高知県では5年に1度、「高知県人権施策基本方針-第1次改定版-」に基づき、人権に関する県民意識調査を行っています。現在、直近の調査は平成29年度のものが最新ですので、その結果についてまとめると、
となり、「すべての児童・生徒が、『自分や他人の人権』について考えるような教育を進める」こと、「『差別をすることは悪いことである』という意識を持たせる教育を進める」の2点が強く望まれていることが分かります。また、今後必要なことには、
「学校教育や社会教育を通じて、人権を尊重する教育活動を積極的に行う」と回答した割合が最も高く、次に「行政が人権尊重の視点に立って、県民の人権意識の高揚に向けた啓発活動や様々な施策を積極的に行う」が高くなっています。他にも、「公務員など人権に関わりの深い職業に従事する人の人権意識を高める」の割合は増加してきています。
高知県では、人権学習の手法として、(1)どのような内容について取り組むのかという普遍的・個別的な視点と、(2)どのような資質や能力を育てていくのかという資質・能力の側面の2つを大切にして進めていくことを示しています。

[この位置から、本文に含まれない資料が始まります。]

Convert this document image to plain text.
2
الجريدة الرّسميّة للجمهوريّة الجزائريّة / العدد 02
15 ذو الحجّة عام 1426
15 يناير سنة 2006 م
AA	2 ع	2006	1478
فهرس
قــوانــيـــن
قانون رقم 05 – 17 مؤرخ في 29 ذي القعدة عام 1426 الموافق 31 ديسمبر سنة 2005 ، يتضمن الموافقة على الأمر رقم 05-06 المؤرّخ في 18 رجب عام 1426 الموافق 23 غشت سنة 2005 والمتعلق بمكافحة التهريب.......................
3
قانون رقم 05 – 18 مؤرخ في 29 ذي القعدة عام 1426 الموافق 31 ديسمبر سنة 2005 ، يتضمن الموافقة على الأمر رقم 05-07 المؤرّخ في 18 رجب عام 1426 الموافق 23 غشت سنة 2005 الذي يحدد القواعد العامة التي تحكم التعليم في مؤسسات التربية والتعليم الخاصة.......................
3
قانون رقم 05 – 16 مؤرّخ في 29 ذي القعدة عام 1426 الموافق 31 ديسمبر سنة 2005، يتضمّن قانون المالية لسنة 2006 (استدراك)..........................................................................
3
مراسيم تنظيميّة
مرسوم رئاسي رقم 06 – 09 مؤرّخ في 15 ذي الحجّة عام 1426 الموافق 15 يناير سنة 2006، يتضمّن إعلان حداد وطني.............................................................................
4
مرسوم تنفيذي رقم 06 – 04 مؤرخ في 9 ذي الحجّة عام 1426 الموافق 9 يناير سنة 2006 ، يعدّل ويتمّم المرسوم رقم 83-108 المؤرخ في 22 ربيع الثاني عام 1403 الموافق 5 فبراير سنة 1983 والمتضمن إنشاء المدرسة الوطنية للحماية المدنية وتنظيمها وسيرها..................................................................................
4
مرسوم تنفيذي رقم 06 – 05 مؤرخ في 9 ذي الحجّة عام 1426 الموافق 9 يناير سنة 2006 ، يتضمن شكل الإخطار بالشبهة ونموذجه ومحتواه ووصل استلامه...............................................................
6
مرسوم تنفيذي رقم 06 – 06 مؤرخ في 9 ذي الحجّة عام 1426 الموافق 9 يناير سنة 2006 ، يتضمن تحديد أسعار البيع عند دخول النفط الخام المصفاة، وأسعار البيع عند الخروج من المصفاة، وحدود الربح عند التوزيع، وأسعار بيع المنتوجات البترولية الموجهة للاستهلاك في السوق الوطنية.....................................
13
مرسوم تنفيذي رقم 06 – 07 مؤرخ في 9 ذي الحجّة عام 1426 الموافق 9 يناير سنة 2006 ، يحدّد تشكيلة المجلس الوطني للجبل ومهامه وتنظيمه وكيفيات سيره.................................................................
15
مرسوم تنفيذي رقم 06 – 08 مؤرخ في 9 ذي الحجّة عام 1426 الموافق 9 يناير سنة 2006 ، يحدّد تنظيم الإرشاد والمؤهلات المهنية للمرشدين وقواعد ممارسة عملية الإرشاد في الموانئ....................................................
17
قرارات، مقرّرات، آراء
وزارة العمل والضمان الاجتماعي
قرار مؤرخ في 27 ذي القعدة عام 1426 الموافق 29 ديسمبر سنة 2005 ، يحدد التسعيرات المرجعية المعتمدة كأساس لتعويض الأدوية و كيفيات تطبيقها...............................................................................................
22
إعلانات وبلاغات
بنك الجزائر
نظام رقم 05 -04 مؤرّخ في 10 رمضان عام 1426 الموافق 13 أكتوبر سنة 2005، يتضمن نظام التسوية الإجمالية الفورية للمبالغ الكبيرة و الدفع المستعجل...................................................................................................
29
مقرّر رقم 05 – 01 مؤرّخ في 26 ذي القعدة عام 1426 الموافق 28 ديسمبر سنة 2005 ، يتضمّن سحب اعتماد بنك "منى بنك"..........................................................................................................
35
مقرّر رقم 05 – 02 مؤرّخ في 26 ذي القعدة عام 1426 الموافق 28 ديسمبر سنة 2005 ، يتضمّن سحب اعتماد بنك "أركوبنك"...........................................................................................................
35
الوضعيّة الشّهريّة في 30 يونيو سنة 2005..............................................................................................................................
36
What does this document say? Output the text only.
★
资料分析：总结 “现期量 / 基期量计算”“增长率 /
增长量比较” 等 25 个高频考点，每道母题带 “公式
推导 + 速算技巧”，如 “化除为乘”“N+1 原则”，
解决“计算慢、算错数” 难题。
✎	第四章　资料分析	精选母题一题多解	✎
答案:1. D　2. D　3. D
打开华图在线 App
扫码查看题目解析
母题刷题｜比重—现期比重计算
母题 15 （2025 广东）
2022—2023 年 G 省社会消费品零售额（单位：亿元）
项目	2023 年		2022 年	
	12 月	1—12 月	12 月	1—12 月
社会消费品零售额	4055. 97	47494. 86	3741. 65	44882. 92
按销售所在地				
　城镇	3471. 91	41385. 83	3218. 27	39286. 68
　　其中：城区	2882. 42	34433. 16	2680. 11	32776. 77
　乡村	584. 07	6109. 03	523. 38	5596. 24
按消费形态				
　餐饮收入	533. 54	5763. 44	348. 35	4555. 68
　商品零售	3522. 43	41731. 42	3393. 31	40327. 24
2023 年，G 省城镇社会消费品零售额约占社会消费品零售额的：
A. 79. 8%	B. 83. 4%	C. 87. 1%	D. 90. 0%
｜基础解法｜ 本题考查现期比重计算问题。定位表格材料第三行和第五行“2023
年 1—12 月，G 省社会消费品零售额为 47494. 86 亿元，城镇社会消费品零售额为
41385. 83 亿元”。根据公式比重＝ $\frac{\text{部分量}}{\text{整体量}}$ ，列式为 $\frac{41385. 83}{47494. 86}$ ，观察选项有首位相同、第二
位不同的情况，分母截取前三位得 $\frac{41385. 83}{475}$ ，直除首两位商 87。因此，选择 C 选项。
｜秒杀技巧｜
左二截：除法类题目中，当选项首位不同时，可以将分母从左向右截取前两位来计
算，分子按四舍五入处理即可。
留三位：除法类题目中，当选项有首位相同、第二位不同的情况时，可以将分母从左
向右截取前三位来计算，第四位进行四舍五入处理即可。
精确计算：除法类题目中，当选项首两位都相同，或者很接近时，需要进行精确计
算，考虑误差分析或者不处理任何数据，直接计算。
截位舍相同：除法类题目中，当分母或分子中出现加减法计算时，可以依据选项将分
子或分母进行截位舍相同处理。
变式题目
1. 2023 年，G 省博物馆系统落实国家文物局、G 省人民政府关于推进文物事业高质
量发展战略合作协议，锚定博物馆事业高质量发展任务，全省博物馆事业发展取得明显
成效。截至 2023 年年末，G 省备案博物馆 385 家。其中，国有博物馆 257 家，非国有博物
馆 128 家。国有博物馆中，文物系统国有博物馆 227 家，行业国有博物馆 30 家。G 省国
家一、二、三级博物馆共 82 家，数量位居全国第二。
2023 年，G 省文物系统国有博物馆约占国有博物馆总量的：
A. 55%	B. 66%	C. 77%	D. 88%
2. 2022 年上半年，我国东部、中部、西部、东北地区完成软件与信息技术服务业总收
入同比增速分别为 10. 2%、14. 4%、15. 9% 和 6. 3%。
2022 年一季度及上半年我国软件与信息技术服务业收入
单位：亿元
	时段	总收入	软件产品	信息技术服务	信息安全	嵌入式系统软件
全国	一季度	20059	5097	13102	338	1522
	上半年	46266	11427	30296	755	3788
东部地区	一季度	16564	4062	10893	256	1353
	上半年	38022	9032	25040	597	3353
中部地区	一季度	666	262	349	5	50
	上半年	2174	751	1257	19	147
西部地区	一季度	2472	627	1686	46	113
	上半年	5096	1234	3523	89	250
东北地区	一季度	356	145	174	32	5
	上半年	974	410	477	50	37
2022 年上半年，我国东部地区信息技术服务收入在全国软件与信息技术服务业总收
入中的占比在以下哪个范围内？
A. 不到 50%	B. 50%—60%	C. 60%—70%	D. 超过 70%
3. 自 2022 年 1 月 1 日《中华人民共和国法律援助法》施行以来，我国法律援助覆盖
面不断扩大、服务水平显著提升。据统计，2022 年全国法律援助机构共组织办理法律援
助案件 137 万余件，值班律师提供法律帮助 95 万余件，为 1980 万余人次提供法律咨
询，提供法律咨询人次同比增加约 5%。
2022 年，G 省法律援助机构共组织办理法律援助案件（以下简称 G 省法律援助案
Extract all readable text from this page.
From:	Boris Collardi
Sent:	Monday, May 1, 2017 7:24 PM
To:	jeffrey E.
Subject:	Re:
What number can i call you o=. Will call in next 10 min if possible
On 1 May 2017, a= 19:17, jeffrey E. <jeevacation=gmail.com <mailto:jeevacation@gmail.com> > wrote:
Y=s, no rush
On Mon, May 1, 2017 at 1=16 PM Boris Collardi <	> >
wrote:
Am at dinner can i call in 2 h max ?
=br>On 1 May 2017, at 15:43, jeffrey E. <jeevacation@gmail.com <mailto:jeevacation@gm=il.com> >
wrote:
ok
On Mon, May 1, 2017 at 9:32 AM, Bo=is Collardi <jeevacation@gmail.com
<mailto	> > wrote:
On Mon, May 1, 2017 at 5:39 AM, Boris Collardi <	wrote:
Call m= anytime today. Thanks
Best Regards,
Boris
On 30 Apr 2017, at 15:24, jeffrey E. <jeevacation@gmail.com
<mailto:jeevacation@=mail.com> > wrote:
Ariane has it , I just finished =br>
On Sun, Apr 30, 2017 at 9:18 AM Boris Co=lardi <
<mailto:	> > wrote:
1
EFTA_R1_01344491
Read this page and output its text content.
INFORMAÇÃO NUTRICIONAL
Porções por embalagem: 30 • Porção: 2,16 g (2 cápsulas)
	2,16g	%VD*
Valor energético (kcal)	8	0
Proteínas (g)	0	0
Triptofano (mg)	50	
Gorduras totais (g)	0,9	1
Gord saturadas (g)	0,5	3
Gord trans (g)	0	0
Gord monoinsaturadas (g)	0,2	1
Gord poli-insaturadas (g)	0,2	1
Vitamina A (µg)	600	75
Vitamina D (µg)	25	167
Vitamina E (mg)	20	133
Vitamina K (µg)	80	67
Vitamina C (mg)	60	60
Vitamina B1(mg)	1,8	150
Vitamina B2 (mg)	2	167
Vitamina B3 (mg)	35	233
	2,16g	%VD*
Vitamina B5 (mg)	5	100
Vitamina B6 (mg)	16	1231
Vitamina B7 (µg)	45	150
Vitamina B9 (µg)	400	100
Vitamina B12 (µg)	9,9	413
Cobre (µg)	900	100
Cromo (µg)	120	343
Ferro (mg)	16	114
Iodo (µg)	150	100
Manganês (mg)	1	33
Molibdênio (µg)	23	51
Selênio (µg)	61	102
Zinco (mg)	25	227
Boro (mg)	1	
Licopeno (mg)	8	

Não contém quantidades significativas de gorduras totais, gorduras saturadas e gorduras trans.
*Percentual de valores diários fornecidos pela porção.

この2つに関しては、それぞれが独立した考え方、取組ではなく、お互いに関連し補強し合う関係であると捉えています。そして最終的には「自他の人権を守る実践行動」に繋げていくことが目標ですので、意見づくりの際、どちらか一方を重視するのではなく、目標を達成するために必要な学習の組み立て方であると捉えておきましょう。また、(2)どのような資質や能力を育てていくのかという資質・能力の側面について、知識的側面(知識)、価値的・態度的側面(態度)、技能的側面(技能)の3つの側面としてとらえること、としています。
ここで、私が教採担当として受験生に押さえてほしいと思っていることは、知識的側面(知識)についてです。教員を目指される皆様は子ども思いで、面倒見がよく、温かい人柄の人が大半です。一方で、人権に関する知識について例えば、HIV 感染者・ハンセン病患者、高齢者、インターネットによる人権侵害、女性、同和問題、アイヌの人々、権利と義務、個人の責任、法と規範、などについては、面接の意見づくりの中ではなかなか見受けることができません。このような知識を意見づくりに意図的に入れていくことが面接対策に繋がり、教師としての専門性を高くアピールすることができると推測します。
以上、今回は、高知県教育委員会 人権教育・児童生徒課が作成した『Let’s feel じんけん』について大切なポイントをまとめてみました。人権は生徒指導と大きく関連しますので、改訂版の生徒指導提要も熟読し、幅を広げておくとさらに良い意見づくりができると思います。